В этот момент дверь широко распахнулась и появился не кто иной, как отец Ричарда. Я вскочил, будто в комнату вошел строевым шагом строгий старшина. Он был высок и солиден, с белыми, как снег, волосами и маленькими, но пронзительными, словно буравчики, голубыми глазками.

– Хэлло, Грэхем, старина! Я случайно оказался здесь и подумал: а не заскочить ли? – Он посмотрел на меня. – Вы Фортьюн, правда? Чарлз Фортьюн?

Этот старший компаньон никогда нигде не оказывается случайно и никуда не заскакивает просто так. И не имеет привычки поминать добрым словом тех, кто не играл с ним в гольф. Самым близким моим контактом с ним был мимолетный обмен репликами в туалете во время бала сотрудников в Рождество пару лет тому назад.

Я повернулся и посмотрел на Грэхема, который, как бы извиняясь состроил гримасу. Вот она, тщательно спланированная случайная встреча, чтобы взяться за решение сложной проблемы наблюдения за сыном старшего компаньона. Как это характерно для «Баббингтона» – усложнять все до такой степени.
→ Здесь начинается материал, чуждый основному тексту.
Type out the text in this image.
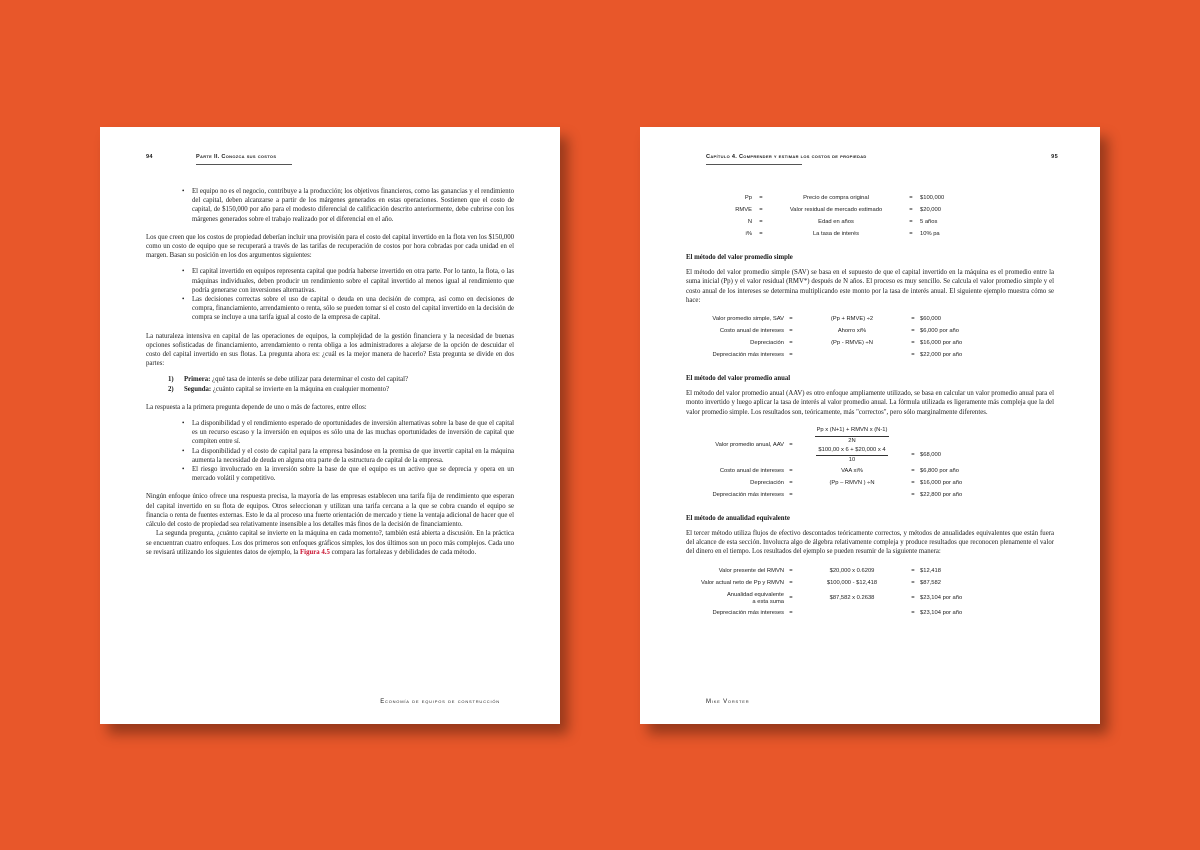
94	Parte II. Conozca sus costos
• El equipo no es el negocio, contribuye a la producción; los objetivos financieros, como las ganancias y el rendimiento del capital, deben alcanzarse a partir de los márgenes generados en estas operaciones. Sostienen que el costo de capital, de $150,000 por año para el modesto diferencial de calificación descrito anteriormente, debe cubrirse con los márgenes generados sobre el trabajo realizado por el diferencial en el año.

Los que creen que los costos de propiedad deberían incluir una provisión para el costo del capital invertido en la flota ven los $150,000 como un costo de equipo que se recuperará a través de las tarifas de recuperación de costos por hora cobradas por cada unidad en el margen. Basan su posición en los dos argumentos siguientes:

• El capital invertido en equipos representa capital que podría haberse invertido en otra parte. Por lo tanto, la flota, o las máquinas individuales, deben producir un rendimiento sobre el capital invertido al menos igual al rendimiento que podría generarse con inversiones alternativas.
• Las decisiones correctas sobre el uso de capital o deuda en una decisión de compra, así como en decisiones de compra, financiamiento, arrendamiento o renta, sólo se pueden tomar si el costo del capital invertido en la decisión de compra se incluye a una tarifa igual al costo de la empresa de capital.

La naturaleza intensiva en capital de las operaciones de equipos, la complejidad de la gestión financiera y la necesidad de buenas opciones sofisticadas de financiamiento, arrendamiento o renta obliga a los administradores a alejarse de la opción de descuidar el costo del capital invertido en sus flotas. La pregunta ahora es: ¿cuál es la mejor manera de hacerlo? Esta pregunta se divide en dos partes:

1) Primera: ¿qué tasa de interés se debe utilizar para determinar el costo del capital?
2) Segunda: ¿cuánto capital se invierte en la máquina en cualquier momento?

La respuesta a la primera pregunta depende de uno o más de factores, entre ellos:

• La disponibilidad y el rendimiento esperado de oportunidades de inversión alternativas sobre la base de que el capital es un recurso escaso y la inversión en equipos es sólo una de las muchas oportunidades de inversión de capital que compiten entre sí.
• La disponibilidad y el costo de capital para la empresa basándose en la premisa de que invertir capital en la máquina aumenta la necesidad de deuda en alguna otra parte de la estructura de capital de la empresa.
• El riesgo involucrado en la inversión sobre la base de que el equipo es un activo que se deprecia y opera en un mercado volátil y competitivo.

Ningún enfoque único ofrece una respuesta precisa, la mayoría de las empresas establecen una tarifa fija de rendimiento que esperan del capital invertido en su flota de equipos. Otros seleccionan y utilizan una tarifa cercana a la que se cobra cuando el equipo se financia o renta de fuentes externas. Esto le da al proceso una fuerte orientación de mercado y tiene la ventaja adicional de hacer que el cálculo del costo de propiedad sea relativamente insensible a los detalles más finos de la decisión de financiamiento.

La segunda pregunta, ¿cuánto capital se invierte en la máquina en cada momento?, también está abierta a discusión. En la práctica se encuentran cuatro enfoques. Los dos primeros son enfoques gráficos simples, los dos últimos son un poco más complejos. Cada uno se revisará utilizando los siguientes datos de ejemplo, la Figura 4.5 compara las fortalezas y debilidades de cada método.

Economía de equipos de construcción
Capítulo 4. Comprender y estimar los costos de propiedad	95
Pp	=	Precio de compra original	=	$100,000
RMVE	=	Valor residual de mercado estimado	=	$20,000
N	=	Edad en años	=	5 años
i%	=	La tasa de interés	=	10% pa
El método del valor promedio simple

El método del valor promedio simple (SAV) se basa en el supuesto de que el capital invertido en la máquina es el promedio entre la suma inicial (Pp) y el valor residual (RMV*) después de N años. El proceso es muy sencillo. Se calcula el valor promedio simple y el costo anual de los intereses se determina multiplicando este monto por la tasa de interés anual. El siguiente ejemplo muestra cómo se hace:

Valor promedio simple, SAV	=	(Pp + RMVE) ÷2	=	$60,000
Costo anual de intereses	=	Ahorro xi%	=	$6,000 por año
Depreciación	=	(Pp - RMVE) ÷N	=	$16,000 por año
Depreciación más intereses	=		=	$22,000 por año
El método del valor promedio anual

El método del valor promedio anual (AAV) es otro enfoque ampliamente utilizado, se basa en calcular un valor promedio anual para el monto invertido y luego aplicar la tasa de interés al valor promedio anual. La fórmula utilizada es ligeramente más compleja que la del valor promedio simple. Los resultados son, teóricamente, más "correctos", pero sólo marginalmente diferentes.

Valor promedio anual, AAV	=	$\frac{\text{Pp x (N+1) + RMVN x (N-1)}}{2N}$

$\frac{\$100,00 x 6 + \$20,000 x 4}{10}$	=	$68,000
Costo anual de intereses	=	VAA xi%	=	$6,800 por año
Depreciación	=	(Pp – RMVN ) ÷N	=	$16,000 por año
Depreciación más intereses	=		=	$22,800 por año
El método de anualidad equivalente

El tercer método utiliza flujos de efectivo descontados teóricamente correctos, y métodos de anualidades equivalentes que están fuera del alcance de esta sección. Involucra algo de álgebra relativamente compleja y produce resultados que reconocen plenamente el valor del dinero en el tiempo. Los resultados del ejemplo se pueden resumir de la siguiente manera:

Valor presente del RMVN	=	$20,000 x 0.6209	=	$12,418
Valor actual neto de Pp y RMVN	=	$100,000 - $12,418	=	$87,582
Anualidad equivalente
a esta suma	=	$87,582 x 0.2638	=	$23,104 por año
Depreciación más intereses	=		=	$23,104 por año
Mike Vorster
Компаньон протянул мне руку, и я не без робости подал свою. Следует ли мне поведать о тех крутых мерах, которыми я намеревался воздействовать на его сына, или он ждал от меня более снисходительного подхода? А тем временем он больно сжал мою ладонь, так что аж захрустели костяшки. Имело ли это какое-то значение? Как раз в таких случаях давала о себе знать моя паранойя.

– Так значит, Фортьюн, вы тот самый парень, которому поручено воспитание моего Ричарда?

Если вы найдете способ, как это сделать, скажите мне. Ладно? Уже двадцать три года я ищу магическую формулу.

Он гортанно рассмеялся, и мы с Грэхемом подобострастно присоединились к нему.

– Я уверен, что тут не будет проблем. Он производит впечатление славного малого. Очень остроумен.

Если восемь лет работы юристом меня чему-то и научили, то главным образом убежденно утверждать то, во что я абсолютно не верю.

– В самом деле? Так может, с вашей помощью все это проявится в полной мере.

Я был достаточно осведомлен, чтобы не быть обманутым радушием Эдварда Грина. Этот человек являлся легендой «Баббингтона». В свои лучшие времена он был известен как Комбинатор – человек, к которому клиенты обращались, когда нужно было выиграть дело любой ценой. Он был живым воплощением поговорки, гласившей, что секрет жизненного успеха кроется в честности и справедливости. Если вы таким притворитесь, таким вас и будут считать.

– Поскольку я вас тут застал, Фортьюн, хочу сказать, чтобы вы обращались с ним, как со всеми остальными. Поставьте его в условия простого стажера. Я на это рассчитываю.

В самом ли деле он так считал? Или просто высказывался так в присутствии свидетеля? Этого я не знал.

– В общем, когда он в следующий раз зайдет ко мне в половине шестого, я надеюсь, он не скажет, что идет домой.

Вот так-то, Чарли. В первый же день уже плохая отметка. Грэхем глянул на меня искоса: он ведь не испытывал такого священного трепета перед старшим компаньоном, как я. Он был компаньоном с не слишком богатым опытом и все же сохранял возможность подобраться ближе к вершине дерева.

– Честно говоря, Фортьюн, миссис Грин мечтает иметь чуть больше времени для себя, чтобы не нянчиться с ним, а то он все время путается под ногами.

Я улыбнулся.

– Выходит, я тут вроде доброй приходящей няни. Так, что ли?

Грэхем поморщился. Ну и ну! Я и вправду порою с трудом удерживаюсь от тех комментариев, которые не следовало бы произносить вслух.

Старик, казалось, был поражен. Потом в его взоре появилась озабоченность.

– Кажется, вы основательно изучили моего парня. Его мать слишком долго нянчилась с ним. Пора бы ему узнать реальный мир.